The key here is that the “tough” workout is only 20 minutes. It’s so do-able.

HOWEVER, my husband has been able to drop a lot of weight through simply getting 10,000 steps every day and paying attention to what and how much he eats with the My Fitness Pal app. He’s not interested in building a ton of muscle like I am. He simply needed to move more. He also eats high protein and veggies, and moderate to lower fats and carbs.

I hope this helps! I feel like I could write so much more, but this is the basics.

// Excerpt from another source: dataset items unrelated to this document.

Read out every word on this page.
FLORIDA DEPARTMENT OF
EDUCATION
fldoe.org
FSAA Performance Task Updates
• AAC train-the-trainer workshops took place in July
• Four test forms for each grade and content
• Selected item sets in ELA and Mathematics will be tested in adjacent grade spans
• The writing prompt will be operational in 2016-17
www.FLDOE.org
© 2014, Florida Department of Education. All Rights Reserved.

I think it’s important to pick one thing to start with. Pick walking 10,000 steps a day and start with that, for example. Do it for a couple of weeks, then work on diet.

When you do a bunch of changes all at once, it’s super hard to stick with anything because it’s so overwhelming. But if you change one thing every couple of weeks, eventually you’ll have changed a bunch of things and made a bunch of healthy habits. Does this make sense?

Send me your questions! I love this crap!